Human Phase 2 data from O-304's clinical development in type 2 diabetes showed clinically meaningful improvements in fasting glucose, HbA1c, and insulin sensitivity without the lactic acidosis risk that limits metformin use in renally compromised patients. The Phase 2 also showed improvements in cardiovascular risk markers (blood pressure, heart rate) consistent with the known cardiovascular protective effects of AMPK activation in cardiac and vascular tissue — effects observed because the human heart expresses significant beta-1 AMPK, and cardiac AMPK activation reduces ischemic injury and improves energy efficiency under metabolic stress.
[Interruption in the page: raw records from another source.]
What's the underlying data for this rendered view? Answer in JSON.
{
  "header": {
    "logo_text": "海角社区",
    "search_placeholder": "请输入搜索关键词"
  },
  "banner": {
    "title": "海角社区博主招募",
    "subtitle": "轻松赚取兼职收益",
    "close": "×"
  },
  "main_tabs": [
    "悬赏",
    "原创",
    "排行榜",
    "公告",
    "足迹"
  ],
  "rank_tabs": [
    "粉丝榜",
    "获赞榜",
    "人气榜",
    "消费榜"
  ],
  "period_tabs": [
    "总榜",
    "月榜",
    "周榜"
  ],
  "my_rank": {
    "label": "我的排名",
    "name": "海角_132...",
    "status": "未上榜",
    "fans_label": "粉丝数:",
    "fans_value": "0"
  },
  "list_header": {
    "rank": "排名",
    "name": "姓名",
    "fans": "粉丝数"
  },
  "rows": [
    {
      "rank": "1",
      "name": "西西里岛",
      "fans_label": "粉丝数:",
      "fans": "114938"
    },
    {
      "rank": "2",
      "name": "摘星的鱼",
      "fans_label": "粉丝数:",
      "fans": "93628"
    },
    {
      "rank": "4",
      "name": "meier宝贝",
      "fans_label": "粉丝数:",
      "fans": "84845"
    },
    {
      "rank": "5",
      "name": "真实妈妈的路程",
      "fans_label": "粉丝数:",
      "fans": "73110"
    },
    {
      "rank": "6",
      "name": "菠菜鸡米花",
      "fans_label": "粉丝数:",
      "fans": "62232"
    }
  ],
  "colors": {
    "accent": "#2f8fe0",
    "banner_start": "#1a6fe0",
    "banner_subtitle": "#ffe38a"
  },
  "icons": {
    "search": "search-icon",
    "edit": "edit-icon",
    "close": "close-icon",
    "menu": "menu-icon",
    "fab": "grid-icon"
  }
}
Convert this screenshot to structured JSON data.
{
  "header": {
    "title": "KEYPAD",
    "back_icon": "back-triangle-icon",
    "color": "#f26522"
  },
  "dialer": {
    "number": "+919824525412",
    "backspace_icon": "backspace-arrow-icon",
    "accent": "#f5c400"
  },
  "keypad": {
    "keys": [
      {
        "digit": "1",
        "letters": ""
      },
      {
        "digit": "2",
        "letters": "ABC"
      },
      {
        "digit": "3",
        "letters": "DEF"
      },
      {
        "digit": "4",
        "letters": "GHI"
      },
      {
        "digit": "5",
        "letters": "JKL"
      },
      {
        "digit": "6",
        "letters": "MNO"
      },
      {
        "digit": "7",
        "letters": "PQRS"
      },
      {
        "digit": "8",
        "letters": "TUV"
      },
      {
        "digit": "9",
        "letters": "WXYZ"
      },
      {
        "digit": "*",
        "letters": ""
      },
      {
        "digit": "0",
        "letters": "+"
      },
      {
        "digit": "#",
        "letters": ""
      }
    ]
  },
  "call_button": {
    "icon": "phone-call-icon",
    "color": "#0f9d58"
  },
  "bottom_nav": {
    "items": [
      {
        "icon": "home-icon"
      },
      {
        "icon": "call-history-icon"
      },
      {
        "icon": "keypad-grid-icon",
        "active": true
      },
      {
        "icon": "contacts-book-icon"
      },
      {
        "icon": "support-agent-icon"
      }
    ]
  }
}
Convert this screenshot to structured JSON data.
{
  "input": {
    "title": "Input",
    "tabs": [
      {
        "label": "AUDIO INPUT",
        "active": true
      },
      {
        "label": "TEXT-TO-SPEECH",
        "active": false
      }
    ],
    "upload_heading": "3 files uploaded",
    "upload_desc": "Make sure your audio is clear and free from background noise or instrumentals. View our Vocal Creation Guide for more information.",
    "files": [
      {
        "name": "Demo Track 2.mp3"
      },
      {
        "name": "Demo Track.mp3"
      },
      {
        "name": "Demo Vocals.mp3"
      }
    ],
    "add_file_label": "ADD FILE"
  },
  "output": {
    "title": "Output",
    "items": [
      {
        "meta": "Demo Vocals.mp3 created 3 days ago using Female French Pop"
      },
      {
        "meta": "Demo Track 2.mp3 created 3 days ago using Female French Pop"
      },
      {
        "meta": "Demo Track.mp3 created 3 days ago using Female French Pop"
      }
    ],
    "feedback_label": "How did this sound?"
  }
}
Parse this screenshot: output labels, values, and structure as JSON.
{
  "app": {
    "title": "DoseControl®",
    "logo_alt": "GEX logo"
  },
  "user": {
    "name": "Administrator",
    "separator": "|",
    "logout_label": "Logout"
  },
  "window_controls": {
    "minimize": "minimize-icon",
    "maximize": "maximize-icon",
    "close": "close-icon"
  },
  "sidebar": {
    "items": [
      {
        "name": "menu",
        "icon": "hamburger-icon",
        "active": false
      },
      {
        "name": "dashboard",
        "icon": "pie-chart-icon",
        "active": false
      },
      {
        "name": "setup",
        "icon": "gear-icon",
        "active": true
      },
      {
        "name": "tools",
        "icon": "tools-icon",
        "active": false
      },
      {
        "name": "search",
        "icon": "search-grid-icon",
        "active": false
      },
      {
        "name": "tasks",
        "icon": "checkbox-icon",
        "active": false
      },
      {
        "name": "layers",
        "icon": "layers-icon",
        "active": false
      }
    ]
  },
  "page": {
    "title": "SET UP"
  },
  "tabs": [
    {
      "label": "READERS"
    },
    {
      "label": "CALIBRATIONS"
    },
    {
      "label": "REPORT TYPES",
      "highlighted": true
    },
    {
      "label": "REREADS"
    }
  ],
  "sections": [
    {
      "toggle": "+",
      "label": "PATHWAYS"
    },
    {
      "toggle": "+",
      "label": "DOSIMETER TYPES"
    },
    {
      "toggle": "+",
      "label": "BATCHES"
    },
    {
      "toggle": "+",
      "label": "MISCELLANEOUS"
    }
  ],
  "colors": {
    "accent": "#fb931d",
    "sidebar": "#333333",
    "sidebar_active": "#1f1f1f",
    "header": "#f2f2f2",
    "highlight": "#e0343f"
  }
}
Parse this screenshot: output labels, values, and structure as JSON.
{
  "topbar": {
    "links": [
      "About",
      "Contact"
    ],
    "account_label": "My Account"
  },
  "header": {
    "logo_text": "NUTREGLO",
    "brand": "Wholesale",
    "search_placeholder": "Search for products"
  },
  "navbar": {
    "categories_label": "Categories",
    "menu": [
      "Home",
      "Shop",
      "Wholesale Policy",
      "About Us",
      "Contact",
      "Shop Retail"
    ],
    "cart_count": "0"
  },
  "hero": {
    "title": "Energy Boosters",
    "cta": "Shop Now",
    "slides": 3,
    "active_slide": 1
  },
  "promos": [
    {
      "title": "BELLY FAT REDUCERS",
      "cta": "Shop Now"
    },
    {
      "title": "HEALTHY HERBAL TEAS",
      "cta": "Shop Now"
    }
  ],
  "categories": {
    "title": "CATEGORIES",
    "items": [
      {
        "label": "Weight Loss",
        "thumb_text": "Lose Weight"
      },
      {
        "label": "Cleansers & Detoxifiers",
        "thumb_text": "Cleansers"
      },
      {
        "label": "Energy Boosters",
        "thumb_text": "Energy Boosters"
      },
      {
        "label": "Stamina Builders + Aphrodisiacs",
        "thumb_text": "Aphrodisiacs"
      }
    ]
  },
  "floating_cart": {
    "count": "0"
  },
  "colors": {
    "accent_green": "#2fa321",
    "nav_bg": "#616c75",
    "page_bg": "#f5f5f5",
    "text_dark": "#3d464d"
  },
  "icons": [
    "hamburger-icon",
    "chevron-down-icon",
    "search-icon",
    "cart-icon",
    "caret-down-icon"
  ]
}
O-304 is orally bioavailable — an advantage over AICAR (poor oral bioavailability) that makes practical long-term dosing far more accessible. The capsule formulation reflects this oral delivery route. For researchers interested in comprehensive AMPK activation across all tissue compartments with human clinical data supporting the mechanism, O-304 represents the most complete and clinically validated available option.

Dose: available in capsule form. Published Phase 2 doses ranged from 200–800mg daily.